When I was an engineer, my mentor told me I had to choose. I could either get things done or I could take credit for getting things done. There is simply not time be the best at both. It seemed incredibly unfair at the time, but all my subsequent experience showed that I was better off getting things done and pairing up with people who wanted to spend time getting credit (they usually shared credit anyway — at a fraction of the energy and time it would have taken to master the politics of getting known).
I chose the former, and I believe Roger Williams did too. To the degree he was known at all, until recently, it was from what his archenemies said. It is astounding how Anne Hutchinson, his peer in time and place, and banished by the same people, is more famous. She has no publications or other public milestones. He has many. She did have a wealthy loving family, and you could perhaps count all feminists in her extended family, who want to keep her memory alive.
I first found Roger Williams while hunting for my family. My mother assigned me a guy, George Mount, 14 generations back. He happened to live near where I was living. That guy, like Anne, had no publications. It was hard to hear his voice. Oral history mentioned how he first came to New Jersey to get away from the dictatorial control of Roger Williams in Rhode Island.

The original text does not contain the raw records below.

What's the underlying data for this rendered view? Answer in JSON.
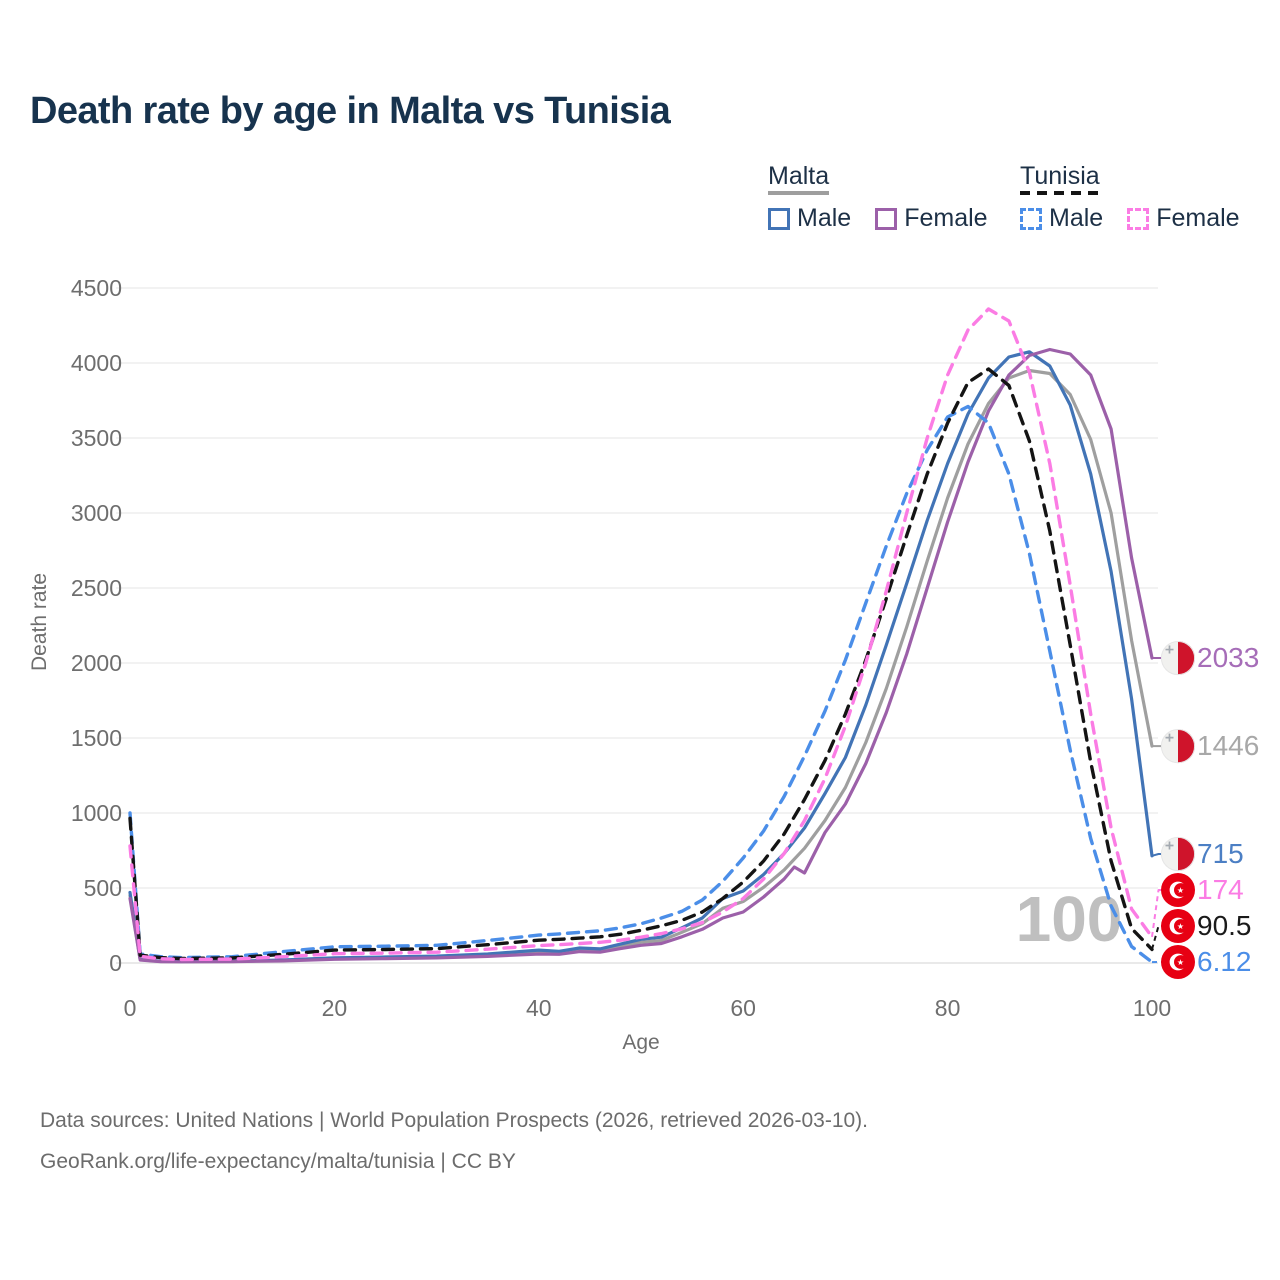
{
  "title": "Death rate by age in Malta vs Tunisia",
  "legend": {
    "groups": [
      {
        "label": "Malta",
        "style": "solid",
        "underline_color": "#9e9e9e",
        "items": [
          {
            "label": "Male",
            "color": "#4274b6"
          },
          {
            "label": "Female",
            "color": "#9c60a9"
          }
        ]
      },
      {
        "label": "Tunisia",
        "style": "dashed",
        "underline_color": "#141414",
        "items": [
          {
            "label": "Male",
            "color": "#4b8ee8"
          },
          {
            "label": "Female",
            "color": "#fb7ce4"
          }
        ]
      }
    ]
  },
  "axes": {
    "x": {
      "label": "Age",
      "ticks": [
        0,
        20,
        40,
        60,
        80,
        100
      ],
      "range": [
        0,
        100
      ]
    },
    "y": {
      "label": "Death rate",
      "ticks": [
        0,
        500,
        1000,
        1500,
        2000,
        2500,
        3000,
        3500,
        4000,
        4500
      ],
      "range": [
        0,
        4500
      ]
    }
  },
  "hover_age_label": "100",
  "colors": {
    "title": "#17334e",
    "legend_text": "#1d3046",
    "grid": "#e9e9e9",
    "grid_zero": "#dcdcdc",
    "axis_text": "#6e6e6e",
    "watermark": "#bfbfbf",
    "footer": "#6c6c6c",
    "malta_red": "#cf142b",
    "tunisia_red": "#e70013"
  },
  "footer": {
    "line1": "Data sources: United Nations | World Population Prospects (2026, retrieved 2026-03-10).",
    "line2": "GeoRank.org/life-expectancy/malta/tunisia | CC BY"
  },
  "chart_data": {
    "type": "line",
    "title": "Death rate by age in Malta vs Tunisia",
    "xlabel": "Age",
    "ylabel": "Death rate",
    "xlim": [
      0,
      100
    ],
    "ylim": [
      0,
      4500
    ],
    "grid": "horizontal",
    "legend_position": "top-right",
    "series": [
      {
        "name": "Malta (both sexes)",
        "country": "Malta",
        "sex": "both",
        "color": "#9f9f9f",
        "dashed": false,
        "flag": "malta",
        "end_label": "1446",
        "end_label_color": "#a8a8a8",
        "points": [
          [
            0,
            450
          ],
          [
            1,
            22
          ],
          [
            3,
            10
          ],
          [
            5,
            9
          ],
          [
            10,
            10
          ],
          [
            15,
            17
          ],
          [
            20,
            29
          ],
          [
            25,
            34
          ],
          [
            30,
            40
          ],
          [
            35,
            52
          ],
          [
            40,
            74
          ],
          [
            42,
            70
          ],
          [
            44,
            88
          ],
          [
            46,
            84
          ],
          [
            48,
            110
          ],
          [
            50,
            138
          ],
          [
            52,
            150
          ],
          [
            54,
            205
          ],
          [
            56,
            262
          ],
          [
            58,
            365
          ],
          [
            60,
            410
          ],
          [
            62,
            505
          ],
          [
            64,
            620
          ],
          [
            66,
            765
          ],
          [
            68,
            950
          ],
          [
            70,
            1170
          ],
          [
            72,
            1470
          ],
          [
            74,
            1830
          ],
          [
            76,
            2240
          ],
          [
            78,
            2680
          ],
          [
            80,
            3100
          ],
          [
            82,
            3460
          ],
          [
            84,
            3730
          ],
          [
            86,
            3900
          ],
          [
            88,
            3950
          ],
          [
            90,
            3930
          ],
          [
            92,
            3790
          ],
          [
            94,
            3490
          ],
          [
            96,
            3000
          ],
          [
            98,
            2150
          ],
          [
            100,
            1446
          ]
        ]
      },
      {
        "name": "Malta male",
        "country": "Malta",
        "sex": "male",
        "color": "#4274b6",
        "dashed": false,
        "flag": "malta",
        "end_label": "715",
        "end_label_color": "#4c7fc4",
        "points": [
          [
            0,
            470
          ],
          [
            1,
            24
          ],
          [
            3,
            12
          ],
          [
            5,
            10
          ],
          [
            10,
            12
          ],
          [
            15,
            20
          ],
          [
            20,
            34
          ],
          [
            25,
            40
          ],
          [
            30,
            46
          ],
          [
            35,
            60
          ],
          [
            40,
            86
          ],
          [
            42,
            78
          ],
          [
            44,
            100
          ],
          [
            46,
            94
          ],
          [
            48,
            126
          ],
          [
            50,
            158
          ],
          [
            52,
            172
          ],
          [
            54,
            235
          ],
          [
            56,
            300
          ],
          [
            58,
            430
          ],
          [
            60,
            480
          ],
          [
            62,
            590
          ],
          [
            64,
            730
          ],
          [
            66,
            900
          ],
          [
            68,
            1130
          ],
          [
            70,
            1370
          ],
          [
            72,
            1720
          ],
          [
            74,
            2120
          ],
          [
            76,
            2530
          ],
          [
            78,
            2950
          ],
          [
            80,
            3330
          ],
          [
            82,
            3660
          ],
          [
            84,
            3900
          ],
          [
            86,
            4040
          ],
          [
            88,
            4075
          ],
          [
            90,
            3980
          ],
          [
            92,
            3720
          ],
          [
            94,
            3260
          ],
          [
            96,
            2610
          ],
          [
            98,
            1760
          ],
          [
            100,
            715
          ]
        ]
      },
      {
        "name": "Malta female",
        "country": "Malta",
        "sex": "female",
        "color": "#9c60a9",
        "dashed": false,
        "flag": "malta",
        "end_label": "2033",
        "end_label_color": "#a66db8",
        "points": [
          [
            0,
            430
          ],
          [
            1,
            20
          ],
          [
            3,
            9
          ],
          [
            5,
            8
          ],
          [
            10,
            9
          ],
          [
            15,
            14
          ],
          [
            20,
            25
          ],
          [
            25,
            29
          ],
          [
            30,
            34
          ],
          [
            35,
            44
          ],
          [
            40,
            60
          ],
          [
            42,
            58
          ],
          [
            44,
            76
          ],
          [
            46,
            72
          ],
          [
            48,
            96
          ],
          [
            50,
            118
          ],
          [
            52,
            130
          ],
          [
            54,
            175
          ],
          [
            56,
            225
          ],
          [
            58,
            300
          ],
          [
            60,
            340
          ],
          [
            62,
            440
          ],
          [
            64,
            560
          ],
          [
            65,
            640
          ],
          [
            66,
            600
          ],
          [
            68,
            870
          ],
          [
            70,
            1060
          ],
          [
            72,
            1330
          ],
          [
            74,
            1670
          ],
          [
            76,
            2060
          ],
          [
            78,
            2500
          ],
          [
            80,
            2940
          ],
          [
            82,
            3340
          ],
          [
            84,
            3680
          ],
          [
            86,
            3920
          ],
          [
            88,
            4050
          ],
          [
            90,
            4090
          ],
          [
            92,
            4060
          ],
          [
            94,
            3920
          ],
          [
            96,
            3560
          ],
          [
            98,
            2700
          ],
          [
            100,
            2033
          ]
        ]
      },
      {
        "name": "Tunisia male",
        "country": "Tunisia",
        "sex": "male",
        "color": "#4b8ee8",
        "dashed": true,
        "flag": "tunisia",
        "end_label": "6.12",
        "end_label_color": "#4b8ee8",
        "points": [
          [
            0,
            1000
          ],
          [
            1,
            60
          ],
          [
            3,
            42
          ],
          [
            5,
            36
          ],
          [
            10,
            42
          ],
          [
            15,
            76
          ],
          [
            20,
            108
          ],
          [
            25,
            112
          ],
          [
            30,
            118
          ],
          [
            35,
            150
          ],
          [
            40,
            186
          ],
          [
            42,
            194
          ],
          [
            44,
            205
          ],
          [
            46,
            215
          ],
          [
            48,
            235
          ],
          [
            50,
            262
          ],
          [
            52,
            300
          ],
          [
            54,
            345
          ],
          [
            56,
            420
          ],
          [
            58,
            545
          ],
          [
            60,
            700
          ],
          [
            62,
            880
          ],
          [
            64,
            1110
          ],
          [
            66,
            1380
          ],
          [
            68,
            1680
          ],
          [
            70,
            2020
          ],
          [
            72,
            2400
          ],
          [
            74,
            2780
          ],
          [
            76,
            3130
          ],
          [
            78,
            3420
          ],
          [
            80,
            3640
          ],
          [
            82,
            3710
          ],
          [
            84,
            3600
          ],
          [
            86,
            3260
          ],
          [
            88,
            2730
          ],
          [
            90,
            2080
          ],
          [
            92,
            1420
          ],
          [
            94,
            830
          ],
          [
            96,
            380
          ],
          [
            98,
            110
          ],
          [
            100,
            6.12
          ]
        ]
      },
      {
        "name": "Tunisia (both sexes)",
        "country": "Tunisia",
        "sex": "both",
        "color": "#141414",
        "dashed": true,
        "flag": "tunisia",
        "end_label": "90.5",
        "end_label_color": "#1a1a1a",
        "points": [
          [
            0,
            965
          ],
          [
            1,
            52
          ],
          [
            3,
            36
          ],
          [
            5,
            30
          ],
          [
            10,
            34
          ],
          [
            15,
            58
          ],
          [
            20,
            86
          ],
          [
            25,
            90
          ],
          [
            30,
            96
          ],
          [
            35,
            122
          ],
          [
            40,
            152
          ],
          [
            42,
            158
          ],
          [
            44,
            166
          ],
          [
            46,
            175
          ],
          [
            48,
            192
          ],
          [
            50,
            218
          ],
          [
            52,
            248
          ],
          [
            54,
            285
          ],
          [
            56,
            340
          ],
          [
            58,
            430
          ],
          [
            60,
            540
          ],
          [
            62,
            680
          ],
          [
            64,
            860
          ],
          [
            66,
            1090
          ],
          [
            68,
            1350
          ],
          [
            70,
            1660
          ],
          [
            72,
            2020
          ],
          [
            74,
            2430
          ],
          [
            76,
            2850
          ],
          [
            78,
            3260
          ],
          [
            80,
            3600
          ],
          [
            82,
            3870
          ],
          [
            84,
            3960
          ],
          [
            86,
            3850
          ],
          [
            88,
            3480
          ],
          [
            90,
            2880
          ],
          [
            92,
            2120
          ],
          [
            94,
            1340
          ],
          [
            96,
            680
          ],
          [
            98,
            230
          ],
          [
            100,
            90.5
          ]
        ]
      },
      {
        "name": "Tunisia female",
        "country": "Tunisia",
        "sex": "female",
        "color": "#fb7ce4",
        "dashed": true,
        "flag": "tunisia",
        "end_label": "174",
        "end_label_color": "#fb7ce4",
        "points": [
          [
            0,
            780
          ],
          [
            1,
            45
          ],
          [
            3,
            28
          ],
          [
            5,
            23
          ],
          [
            10,
            26
          ],
          [
            15,
            42
          ],
          [
            20,
            62
          ],
          [
            25,
            66
          ],
          [
            30,
            72
          ],
          [
            35,
            92
          ],
          [
            40,
            116
          ],
          [
            42,
            122
          ],
          [
            44,
            130
          ],
          [
            46,
            138
          ],
          [
            48,
            152
          ],
          [
            50,
            172
          ],
          [
            52,
            196
          ],
          [
            54,
            228
          ],
          [
            56,
            270
          ],
          [
            58,
            340
          ],
          [
            60,
            430
          ],
          [
            62,
            560
          ],
          [
            64,
            730
          ],
          [
            66,
            950
          ],
          [
            68,
            1230
          ],
          [
            70,
            1580
          ],
          [
            72,
            2000
          ],
          [
            74,
            2480
          ],
          [
            76,
            3000
          ],
          [
            78,
            3500
          ],
          [
            80,
            3920
          ],
          [
            82,
            4220
          ],
          [
            84,
            4360
          ],
          [
            86,
            4280
          ],
          [
            88,
            3940
          ],
          [
            90,
            3330
          ],
          [
            92,
            2520
          ],
          [
            94,
            1660
          ],
          [
            96,
            900
          ],
          [
            98,
            360
          ],
          [
            100,
            174
          ]
        ]
      }
    ]
  }
}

One of the things we know about George Mount is that one of his ears was lopped off. That could be punishment for being Baptist in Massachusetts, or further back in his history for having Puritan leanings in England, or it could have been a punishment for petty theft. Most of the time it was for brave expression of thought. People wore lopped off ears like badges of honor. That intrigued me. Did Roger order George Mount’s ear lopped off? I think it highly doubtful given what I now know.
Soon, Roger Williams became my primary target of research. Our local Baptist church turned out to think he was a character in their history, though he was only briefly a Baptist. Then the book 1491 by Charles Mann indicated he was a most astute observer of Algonquian Native American culture. On further inspection, so much had been lost in the assimilation of these people with European culture that sometimes his publications are referenced for facts about the language of this people group.
Then I learned about the blizzard. I raced a bicycle in the ice and snow once. I can relate to surviving a blizzard. Most people would have ended up walking in confused circles but Roger Williams resurfaced with redesigned institutions for his new settlement. Roger Williams had more impact than George Mount, and probably deserves at least as much billing as Anne Hutchinson — he is the original architect of the separation of church and state.
Roger’s native European culture was so anti-freedom-of-conscience that you had to remake society to make freedom work. He used a new principle, the separation of church and state. He derived his principle from the Bible’s Jeremiah —that a government must be limited to keeping civil peace. To go along with that he promoted a new style of church — one that required one to voluntarily believe before being allowed to participate in worship or become a member. On top of that, he had some novel ideas that more than just landowners should able to vote to make decisions in a community — ideas that were influenced by how he saw the Algonquian govern themselves. The specific Algonquians Roger came to respect were of a different kind of democracy. You voted with your feet if you were unhappy. Allowing tribe members the freedom to choose who they followed changed everything from how they went about war to how they treated their spouses.
Because Roger Williams believed in freedom of conscience and most around him didn’t get it, he was accused of being complicit in every strange belief that came to his territory. Much of his later writing is of him trying to state on paper that he was not complicit.
When John Barry published his book Roger Williams and the Creation of the American Soul: Church, State, and the Birth of Liberty I paused my project. Then I read his book. If you want a blow-by-blow account of what men did in political bodies in England and New England, go read his book. To understand why Roger did the things he did— why as a minister and a social engineer he endured through those politics — then there is a different story to tell.
I chose fiction, as nonfiction implies obligation to list plausible alternatives. Sometimes, even though we don’t know exactly how a thing happened, the preponderance of the evidence says something like that did happen. As my mentor also said, “if it walks like a duck, talks a duck and looks like a duck, it is a duck”. The difference between my story and other biographies is that I took Roger at his word and started from there.